China’s Xi warns of ‘grave’ threat posed by the expanding virus
The viral outbreak, during the busy Lunar New Year travel season, has infected more than 1,200 people worldwide so far and posed the biggest public health challenge to the Chinese government in more than a decade.
Xi instructed China’s highest ruling council, the Politburo Standing Committee, to “comprehensively mobilize” resources and manpower to provide medical aid, guarantee security and order in hospitals and provide markets with supplies for the strained city of Wuhan, the epidemic’s epicenter.
“As long as we are resolute … we can win the battle of controlling the epidemic,” he told top party leaders, according to state broadcaster CCTV.

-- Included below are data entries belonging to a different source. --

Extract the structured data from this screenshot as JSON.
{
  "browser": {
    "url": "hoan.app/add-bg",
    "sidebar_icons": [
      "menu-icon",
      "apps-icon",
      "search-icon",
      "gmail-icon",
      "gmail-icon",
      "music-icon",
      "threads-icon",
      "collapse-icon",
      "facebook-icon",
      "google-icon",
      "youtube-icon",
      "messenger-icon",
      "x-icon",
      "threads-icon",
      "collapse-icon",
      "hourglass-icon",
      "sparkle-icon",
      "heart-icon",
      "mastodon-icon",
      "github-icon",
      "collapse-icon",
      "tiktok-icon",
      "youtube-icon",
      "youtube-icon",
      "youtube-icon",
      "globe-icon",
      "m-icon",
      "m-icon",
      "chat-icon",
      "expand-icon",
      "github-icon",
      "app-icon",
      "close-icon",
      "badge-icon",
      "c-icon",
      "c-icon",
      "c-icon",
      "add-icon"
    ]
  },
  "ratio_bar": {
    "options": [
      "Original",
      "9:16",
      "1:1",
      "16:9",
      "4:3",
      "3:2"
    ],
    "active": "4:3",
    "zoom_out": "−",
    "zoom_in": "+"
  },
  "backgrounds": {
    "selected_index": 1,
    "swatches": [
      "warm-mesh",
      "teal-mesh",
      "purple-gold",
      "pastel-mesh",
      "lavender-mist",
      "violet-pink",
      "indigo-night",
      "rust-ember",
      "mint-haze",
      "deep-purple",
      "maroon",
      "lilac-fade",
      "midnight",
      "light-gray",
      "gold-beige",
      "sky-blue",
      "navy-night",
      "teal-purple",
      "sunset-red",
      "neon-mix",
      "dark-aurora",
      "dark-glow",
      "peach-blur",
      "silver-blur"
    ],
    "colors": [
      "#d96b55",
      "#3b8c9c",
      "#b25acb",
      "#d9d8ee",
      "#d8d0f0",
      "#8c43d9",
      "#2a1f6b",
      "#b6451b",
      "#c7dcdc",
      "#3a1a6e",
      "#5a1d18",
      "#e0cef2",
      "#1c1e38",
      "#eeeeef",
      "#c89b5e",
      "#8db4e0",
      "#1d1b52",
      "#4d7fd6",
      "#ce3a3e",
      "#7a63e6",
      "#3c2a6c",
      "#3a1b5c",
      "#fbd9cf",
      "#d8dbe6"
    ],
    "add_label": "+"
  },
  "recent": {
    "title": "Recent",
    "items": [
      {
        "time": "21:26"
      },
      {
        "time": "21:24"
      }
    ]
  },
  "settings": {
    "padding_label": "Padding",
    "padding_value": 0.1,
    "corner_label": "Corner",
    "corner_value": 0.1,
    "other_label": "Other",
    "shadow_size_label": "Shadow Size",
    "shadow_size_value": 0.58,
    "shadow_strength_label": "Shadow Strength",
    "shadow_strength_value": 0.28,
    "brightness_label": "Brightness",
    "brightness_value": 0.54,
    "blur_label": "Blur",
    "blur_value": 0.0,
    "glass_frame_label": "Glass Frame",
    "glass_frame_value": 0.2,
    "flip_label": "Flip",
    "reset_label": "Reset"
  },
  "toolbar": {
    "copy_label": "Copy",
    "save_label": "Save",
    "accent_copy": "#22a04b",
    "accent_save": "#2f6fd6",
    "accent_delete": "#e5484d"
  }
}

The ruling party’s central leadership has formed working groups to directly manage the crisis following reports suggesting that local authorities in Wuhan and the Hubei province did not respond as quickly as possible during the early stages of the outbreak last month.
Officials have announced the emergency construction of two hospitals to treat patients in Wuhan, where existing facilities have been overfilled and medical personnel have been collapsing from exhaustion.
More than a dozen cities in Hubei have been effectively locked down, and flights have been restricted at Wuhan, the regional hub.